PROJECTS | From 7 to 7
From 7 to 7. When time stands still is a project born of an urgent need to tell the story of an entire generation, the over-thirties, an image reflecting the contemporary world, offering an intense portrait in the silence of peoples’ homes, the isolation at night, and the gestures of everyday and more intimate life.
From 7 in the evening to 7 in the morning (which is what the title alludes to) is the time when the shots are taken. It is a time – night-time – when women and men, through sleep and dreams, can truly be, can escape the tyranny of time, the life-scanning logic dictated by neocapitalism. Night is a place inhabited by figures, and the darkness that carries them does not force blindness upon the gaze; instead, a gentle light gives objects and existence a different weight. Michela Benaglia chooses to photograph people she does not know but has met by chance, in the intimacy of their own homes, without exchanging any words or gestures with them except for the click of the shutter.

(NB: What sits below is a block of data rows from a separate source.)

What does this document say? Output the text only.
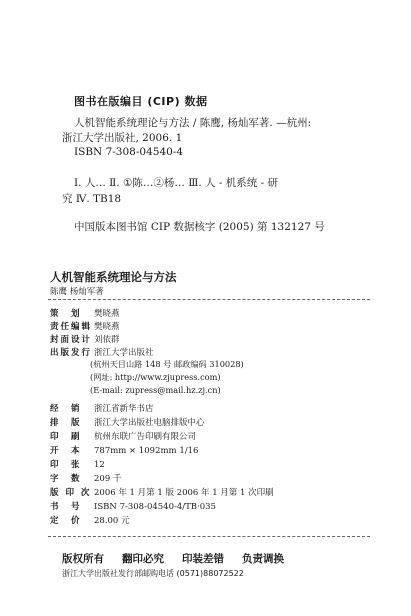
图书在版编目 (CIP) 数据
人机智能系统理论与方法 / 陈鹰, 杨灿军著. —杭州:
浙江大学出版社, 2006. 1
ISBN 7-308-04540-4
Ⅰ. 人… Ⅱ. ①陈…②杨… Ⅲ. 人 - 机系统 - 研
究 Ⅳ. TB18
中国版本图书馆 CIP 数据核字 (2005) 第 132127 号
人机智能系统理论与方法
陈鹰 杨灿军著
策　划 樊晓燕
责任编辑 樊晓燕
封面设计 刘依群
出版发行 浙江大学出版社
(杭州天目山路 148 号 邮政编码 310028)
(网址: http://www.zjupress.com)
(E-mail: zupress@mail.hz.zj.cn)
经　销 浙江省新华书店
排　版 浙江大学出版社电脑排版中心
印　刷 杭州东联广告印刷有限公司
开　本 787mm × 1092mm 1/16
印　张 12
字　数 209 千
版 印 次 2006 年 1 月第 1 版 2006 年 1 月第 1 次印刷
书　号 ISBN 7-308-04540-4/TB·035
定　价 28.00 元
版权所有 翻印必究 印装差错 负责调换
浙江大学出版社发行部邮购电话 (0571)88072522
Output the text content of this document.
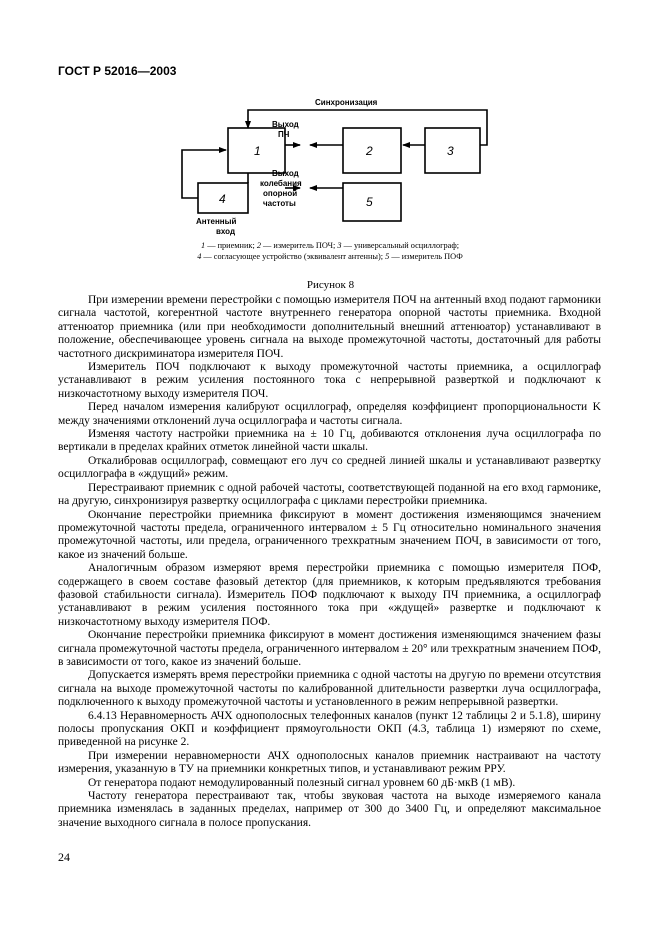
ГОСТ Р 52016—2003
Синхронизация
1	2	3
4	5
Выход
ПЧ
Выход
колебания
опорной
частоты
Антенный
вход
1 — приемник; 2 — измеритель ПОЧ; 3 — универсальный осциллограф;
4 — согласующее устройство (эквивалент антенны); 5 — измеритель ПОФ
Рисунок 8

При измерении времени перестройки с помощью измерителя ПОЧ на антенный вход подают гармоники сигнала частотой, когерентной частоте внутреннего генератора опорной частоты приемника. Входной аттенюатор приемника (или при необходимости дополнительный внешний аттенюатор) устанавливают в положение, обеспечивающее уровень сигнала на выходе промежуточной частоты, достаточный для работы частотного дискриминатора измерителя ПОЧ.

Измеритель ПОЧ подключают к выходу промежуточной частоты приемника, а осциллограф устанавливают в режим усиления постоянного тока с непрерывной разверткой и подключают к низкочастотному выходу измерителя ПОЧ.

Перед началом измерения калибруют осциллограф, определяя коэффициент пропорциональности K между значениями отклонений луча осциллографа и частоты сигнала.

Изменяя частоту настройки приемника на ± 10 Гц, добиваются отклонения луча осциллографа по вертикали в пределах крайних отметок линейной части шкалы.

Откалибровав осциллограф, совмещают его луч со средней линией шкалы и устанавливают развертку осциллографа в «ждущий» режим.

Перестраивают приемник с одной рабочей частоты, соответствующей поданной на его вход гармонике, на другую, синхронизируя развертку осциллографа с циклами перестройки приемника.

Окончание перестройки приемника фиксируют в момент достижения изменяющимся значением промежуточной частоты предела, ограниченного интервалом ± 5 Гц относительно номинального значения промежуточной частоты, или предела, ограниченного трехкратным значением ПОЧ, в зависимости от того, какое из значений больше.

Аналогичным образом измеряют время перестройки приемника с помощью измерителя ПОФ, содержащего в своем составе фазовый детектор (для приемников, к которым предъявляются требования фазовой стабильности сигнала). Измеритель ПОФ подключают к выходу ПЧ приемника, а осциллограф устанавливают в режим усиления постоянного тока при «ждущей» развертке и подключают к низкочастотному выходу измерителя ПОФ.

Окончание перестройки приемника фиксируют в момент достижения изменяющимся значением фазы сигнала промежуточной частоты предела, ограниченного интервалом ± 20° или трехкратным значением ПОФ, в зависимости от того, какое из значений больше.

Допускается измерять время перестройки приемника с одной частоты на другую по времени отсутствия сигнала на выходе промежуточной частоты по калиброванной длительности развертки луча осциллографа, подключенного к выходу промежуточной частоты и установленного в режим непрерывной развертки.

6.4.13 Неравномерность АЧХ однополосных телефонных каналов (пункт 12 таблицы 2 и 5.1.8), ширину полосы пропускания ОКП и коэффициент прямоугольности ОКП (4.3, таблица 1) измеряют по схеме, приведенной на рисунке 2.

При измерении неравномерности АЧХ однополосных каналов приемник настраивают на частоту измерения, указанную в ТУ на приемники конкретных типов, и устанавливают режим РРУ.

От генератора подают немодулированный полезный сигнал уровнем 60 дБ·мкВ (1 мВ).

Частоту генератора перестраивают так, чтобы звуковая частота на выходе измеряемого канала приемника изменялась в заданных пределах, например от 300 до 3400 Гц, и определяют максимальное значение выходного сигнала в полосе пропускания.

24
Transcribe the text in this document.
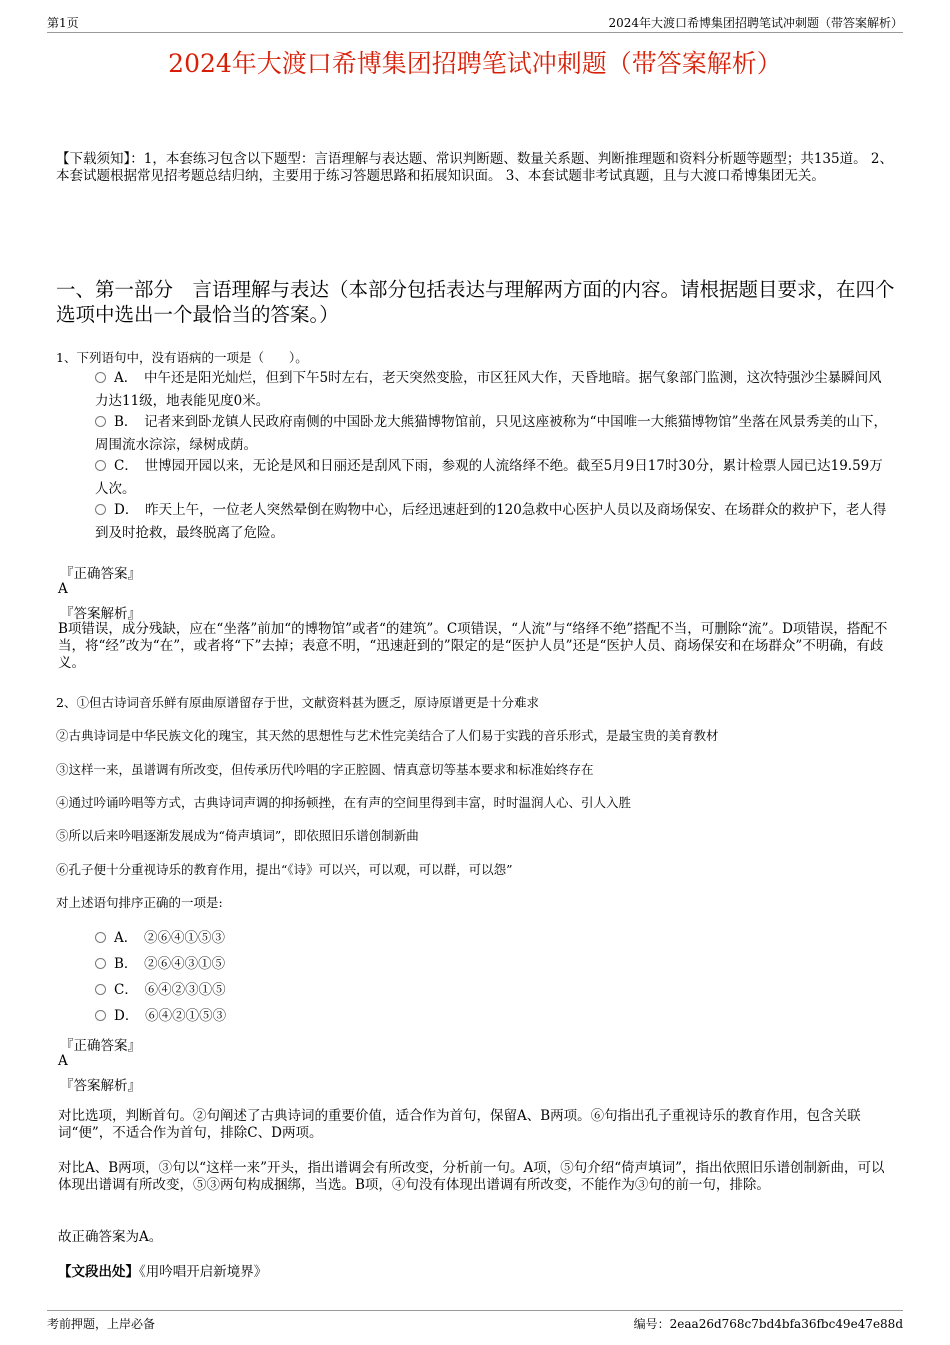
第1页	2024年大渡口希博集团招聘笔试冲刺题（带答案解析）
2024年大渡口希博集团招聘笔试冲刺题（带答案解析）
【下载须知】：1，本套练习包含以下题型：言语理解与表达题、常识判断题、数量关系题、判断推理题和资料分析题等题型；共135道。 2、本套试题根据常见招考题总结归纳，主要用于练习答题思路和拓展知识面。 3、本套试题非考试真题，且与大渡口希博集团无关。
一、第一部分　言语理解与表达（本部分包括表达与理解两方面的内容。请根据题目要求，在四个选项中选出一个最恰当的答案。）
1、下列语句中，没有语病的一项是（　　）。
A．　中午还是阳光灿烂，但到下午5时左右，老天突然变脸，市区狂风大作，天昏地暗。据气象部门监测，这次特强沙尘暴瞬间风力达11级，地表能见度0米。
B．　记者来到卧龙镇人民政府南侧的中国卧龙大熊猫博物馆前，只见这座被称为“中国唯一大熊猫博物馆”坐落在风景秀美的山下，周围流水淙淙，绿树成荫。
C．　世博园开园以来，无论是风和日丽还是刮风下雨，参观的人流络绎不绝。截至5月9日17时30分，累计检票人园已达19.59万人次。
D．　昨天上午，一位老人突然晕倒在购物中心，后经迅速赶到的120急救中心医护人员以及商场保安、在场群众的救护下，老人得到及时抢救，最终脱离了危险。
『正确答案』
A
『答案解析』
B项错误，成分残缺，应在“坐落”前加“的博物馆”或者“的建筑”。C项错误，“人流”与“络绎不绝”搭配不当，可删除“流”。D项错误，搭配不当，将“经”改为“在”，或者将“下”去掉；表意不明，“迅速赶到的”限定的是“医护人员”还是“医护人员、商场保安和在场群众”不明确，有歧义。
2、①但古诗词音乐鲜有原曲原谱留存于世，文献资料甚为匮乏，原诗原谱更是十分难求
②古典诗词是中华民族文化的瑰宝，其天然的思想性与艺术性完美结合了人们易于实践的音乐形式，是最宝贵的美育教材
③这样一来，虽谱调有所改变，但传承历代吟唱的字正腔圆、情真意切等基本要求和标准始终存在
④通过吟诵吟唱等方式，古典诗词声调的抑扬顿挫，在有声的空间里得到丰富，时时温润人心、引人入胜
⑤所以后来吟唱逐渐发展成为“倚声填词”，即依照旧乐谱创制新曲
⑥孔子便十分重视诗乐的教育作用，提出“《诗》可以兴，可以观，可以群，可以怨”
对上述语句排序正确的一项是:
A．　②⑥④①⑤③
B．　②⑥④③①⑤
C．　⑥④②③①⑤
D．　⑥④②①⑤③
『正确答案』
A
『答案解析』
对比选项，判断首句。②句阐述了古典诗词的重要价值，适合作为首句，保留A、B两项。⑥句指出孔子重视诗乐的教育作用，包含关联词“便”，不适合作为首句，排除C、D两项。
对比A、B两项，③句以“这样一来”开头，指出谱调会有所改变，分析前一句。A项，⑤句介绍“倚声填词”，指出依照旧乐谱创制新曲，可以体现出谱调有所改变，⑤③两句构成捆绑，当选。B项，④句没有体现出谱调有所改变，不能作为③句的前一句，排除。
故正确答案为A。
【文段出处】《用吟唱开启新境界》
考前押题，上岸必备	编号：2eaa26d768c7bd4bfa36fbc49e47e88d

The thirty-year-old generation, trapped between a youth they have left behind and their life as adults, the time various American writers from Douglas Coupland to Dave Eggers have talked about, is the synecdoche of contemporary society and existence, suspended between the arrhythmia of everyday life, the places they frenetically cross, and the reassuring refuge of home. The portraits of the details, the objects bathed in light, bodies brushing against the dark, are full of an almost pictorial silence and suspense, the same symbols as we see in Edward Hopper. What results is a telling of actions that occur between things during this waiting time, the interval when nothing happens yet which is revealed as a precious place, one rich in meaning.